Adverbs of degree in early West Germanic
Promotie: | L.J. Visser, MA |
Wanneer: | 14 november 2024 |
Aanvang: | 14:30 |
Promotors: | prof. dr. J. Hoeksema, prof. dr. M.B. (Martijn) Wieling |
Waar: | Academiegebouw RUG |
Faculteit: | Letteren |
Meer inzicht in ontwikkeling bijwoorden van graad in middeleeuwen
Het gebruik van bijwoorden is gebonden aan een variatie aan regels en beperkingen die een sterke neiging hebben tot verandering over de tijd. Omdat bestaand onderzoek zich tot nu toe vooral heeft gericht op de moderne talen, gaat promovendus Lourens Visser dieper in op bijwoorden in de middeleeuwse fasen van de Westgermaanse talen (Nederlands, Nederduits, Fries, Hoogduits en Engels). Specifiek richt hij zich op bijwoorden van graad (zoals zeer, uitermate, enigszins of nauwelijks) in deze talen.
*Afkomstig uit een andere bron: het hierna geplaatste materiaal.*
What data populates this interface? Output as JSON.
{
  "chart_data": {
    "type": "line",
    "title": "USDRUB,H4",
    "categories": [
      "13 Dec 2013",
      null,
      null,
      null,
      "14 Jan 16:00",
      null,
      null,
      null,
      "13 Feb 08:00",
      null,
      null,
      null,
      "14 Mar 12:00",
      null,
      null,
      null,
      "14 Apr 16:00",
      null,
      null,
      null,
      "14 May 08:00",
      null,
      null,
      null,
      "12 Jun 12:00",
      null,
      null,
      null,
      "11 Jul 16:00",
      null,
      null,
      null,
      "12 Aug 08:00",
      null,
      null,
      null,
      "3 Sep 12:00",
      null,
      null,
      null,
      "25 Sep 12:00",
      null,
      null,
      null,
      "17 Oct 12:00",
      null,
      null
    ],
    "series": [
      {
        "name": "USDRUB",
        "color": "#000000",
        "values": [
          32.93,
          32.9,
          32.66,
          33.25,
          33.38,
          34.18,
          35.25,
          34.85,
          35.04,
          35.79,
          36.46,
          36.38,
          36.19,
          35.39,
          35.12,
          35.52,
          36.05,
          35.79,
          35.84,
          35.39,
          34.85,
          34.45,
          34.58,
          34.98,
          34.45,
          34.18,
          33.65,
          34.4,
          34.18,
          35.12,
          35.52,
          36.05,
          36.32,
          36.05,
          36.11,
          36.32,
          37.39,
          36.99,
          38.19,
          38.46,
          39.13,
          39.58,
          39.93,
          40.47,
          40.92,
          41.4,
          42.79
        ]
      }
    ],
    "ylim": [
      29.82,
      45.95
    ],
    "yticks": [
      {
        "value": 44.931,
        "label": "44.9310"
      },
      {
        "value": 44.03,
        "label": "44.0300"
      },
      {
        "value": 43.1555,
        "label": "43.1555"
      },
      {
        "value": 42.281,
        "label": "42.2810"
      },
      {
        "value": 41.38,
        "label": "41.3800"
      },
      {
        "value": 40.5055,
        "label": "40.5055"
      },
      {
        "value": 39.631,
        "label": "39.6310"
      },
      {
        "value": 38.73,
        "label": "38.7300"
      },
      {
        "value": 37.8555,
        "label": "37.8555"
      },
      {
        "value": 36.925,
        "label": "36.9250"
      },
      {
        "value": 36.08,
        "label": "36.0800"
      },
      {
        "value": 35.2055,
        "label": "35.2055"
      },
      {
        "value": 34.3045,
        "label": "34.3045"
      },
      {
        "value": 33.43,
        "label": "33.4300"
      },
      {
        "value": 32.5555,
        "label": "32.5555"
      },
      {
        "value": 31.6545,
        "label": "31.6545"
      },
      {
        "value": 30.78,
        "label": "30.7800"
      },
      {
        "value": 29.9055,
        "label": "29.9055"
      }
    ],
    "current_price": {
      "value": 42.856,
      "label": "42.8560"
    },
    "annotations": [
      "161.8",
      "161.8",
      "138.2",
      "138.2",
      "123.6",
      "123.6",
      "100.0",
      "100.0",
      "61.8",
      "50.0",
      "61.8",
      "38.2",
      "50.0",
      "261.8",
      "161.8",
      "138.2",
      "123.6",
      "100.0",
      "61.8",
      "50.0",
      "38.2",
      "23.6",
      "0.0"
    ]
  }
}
Visser beschrijft de gebruikspatronen van bijwoorden van graad, hoe deze over de tijd veranderen en in hoeverre ze beïnvloed kunnen worden door aangrenzende talen waarmee ze in contact zijn. Hij ontdekte dat de Hoge Middeleeuwen een periode van convergentie waren voor de talen op het Europese continent. Een van de belangrijkste bevindingen uit zijn onderzoek is dat de gebruikspatronen van bijwoorden van graad vrij gemakkelijk overgenomen worden. Een voorbeeld is het Nederlandse en Duitse bijwoord zeer/sehr, dat in alle continentale Westgermaanse talen prominent wordt. Een meer gedetailleerde analyse laat zien dat er twee bronnen van invloed zijn: het Hoogduits en het Nederlands. Het voorgenoemde zeer/sehr heeft zich bijvoorbeeld vanuit het Nederlands naar de andere talen verspreid.
Het Engels lijkt echter niet meegedaan te hebben aan deze gedeelde ontwikkelingen en het heeft zich voornamelijk onafhankelijk ontwikkeld. Het proefschrift eindigt met een overzicht van alle behandelde bijwoorden van graad en het doet een poging hun geschiedenis en oorsprong te reconstrueren.